Qué hacer si alguien está en riesgo

  • Toma en serio cualquier mención de suicidio. Preguntar directamente ("¿Estás pensando en hacerte daño o en suicidarte?") no provoca el acto y puede aliviar la carga de la persona.
  • Escucha sin juzgar y muestra empatía. Valida sus sentimientos y evita minimizar lo que dice.
  • No dejes a la persona sola si existe un riesgo inmediato. Busca ayuda profesional urgentemente.
  • Retira o asegúrate de que no haya acceso a medios letales (medicamentos, armas, etc.).
  • Contacta a servicios de emergencia o a líneas de atención en crisis locales; acompaña a la persona a una consulta médica o a urgencias si es necesario.
  • No prometas mantener en secreto una amenaza de suicidio; es necesario informar a familiares o profesionales para proteger a la persona.

Tratamiento y prevención

El abordaje del riesgo suicida suele incluir una combinación de medidas:

  • Evaluación clínica y seguimiento por profesionales de salud mental.
  • Terapias psicológicas eficaces (por ejemplo, terapia cognitivo-conductual, terapia dialéctico-conductual).
  • Tratamiento farmacológico cuando esté indicado (antidepresivos, estabilizadores del ánimo, según diagnóstico).
  • Intervenciones comunitarias y programas de prevención en escuelas, universidades y lugares de trabajo.
  • Apoyo y psychoeducación para la familia y las redes de la persona en riesgo.

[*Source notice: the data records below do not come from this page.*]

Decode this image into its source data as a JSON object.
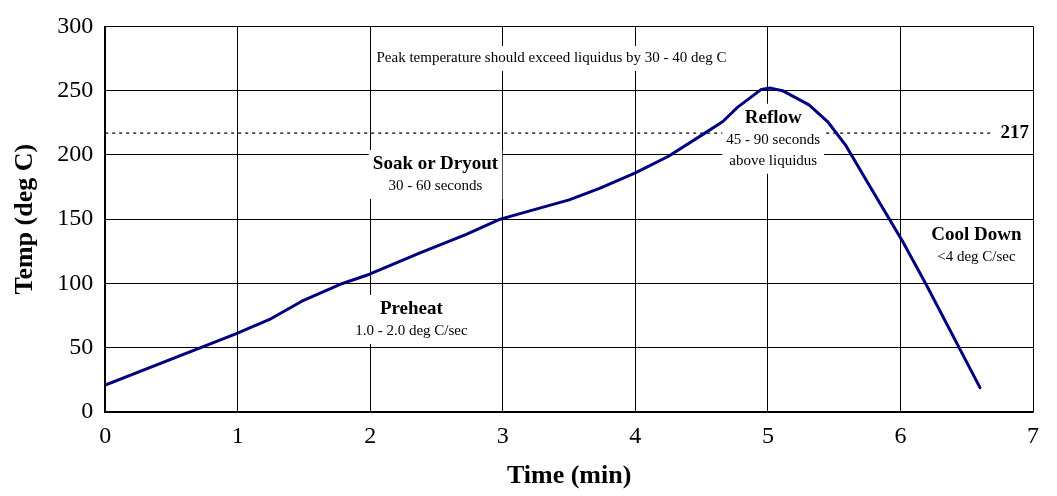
{
  "chart_data": {
    "type": "line",
    "xlabel": "Time (min)",
    "ylabel": "Temp (deg C)",
    "xlim": [
      0,
      7
    ],
    "xticks": [
      0,
      1,
      2,
      3,
      4,
      5,
      6,
      7
    ],
    "ylim": [
      0,
      300
    ],
    "yticks": [
      0,
      50,
      100,
      150,
      200,
      250,
      300
    ],
    "grid": true,
    "legend": false,
    "marker": "none",
    "line_style": "solid",
    "series": [
      {
        "color": "#000080",
        "x": [
          0,
          0.99,
          1.24,
          1.48,
          1.79,
          1.99,
          2.38,
          2.72,
          2.98,
          3.5,
          3.73,
          4.0,
          4.25,
          4.51,
          4.66,
          4.77,
          4.95,
          5.02,
          5.11,
          5.31,
          5.45,
          5.59,
          5.75,
          6.02,
          6.19,
          6.6
        ],
        "values": [
          21,
          61,
          72,
          86,
          100,
          107,
          124,
          138,
          150,
          165,
          174,
          186,
          199,
          216,
          226,
          237,
          251,
          252,
          250,
          239,
          226,
          207,
          179,
          132,
          100,
          19
        ]
      }
    ],
    "ref_lines": [
      {
        "axis": "y",
        "value": 217,
        "label": "217",
        "line_style": "dotted",
        "color": "#000000"
      }
    ],
    "annotations": [
      "Peak temperature should exceed liquidus by 30 - 40 deg C",
      "Soak or Dryout\n30 - 60 seconds",
      "Preheat\n1.0 - 2.0 deg C/sec",
      "Reflow\n45 - 90 seconds\nabove liquidus",
      "Cool Down\n<4 deg C/sec"
    ]
  }
}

Cómo hablar sobre el suicidio

  • Usa un lenguaje respetuoso y no estigmatizante (evita términos sensacionalistas o culpabilizantes).
  • Sé claro, directo y compasivo. Preguntas abiertas ayudan a que la persona se exprese.
  • Anima a buscar ayuda profesional y ofrece acompañamiento para hacerlo.
  • Infórmate sobre recursos locales (centros de salud mental, líneas de crisis, servicios de emergencia).

Mitos y realidades

  • Mito: "Hablar del suicidio lo provoca." Realidad: hablarlo de forma abierta puede salvar vidas.
  • Mito: "Quien habla de suicidio no lo hará." Realidad: cualquier expresión de deseo de morir debe tomarse en serio.
  • Mito: "Solo personas con trastornos mentales se suicidan." Realidad: si bien los trastornos aumentan el riesgo, circunstancias vitales y factores sociales también influyen.

Si tú o alguien cercano está en peligro inmediato, contacta a los servicios de emergencia de tu país o a las líneas de atención en crisis disponibles en tu zona. Buscar ayuda profesional lo antes posible puede marcar la diferencia. El suicidio es prevenible y pedir ayuda es un acto de valentía.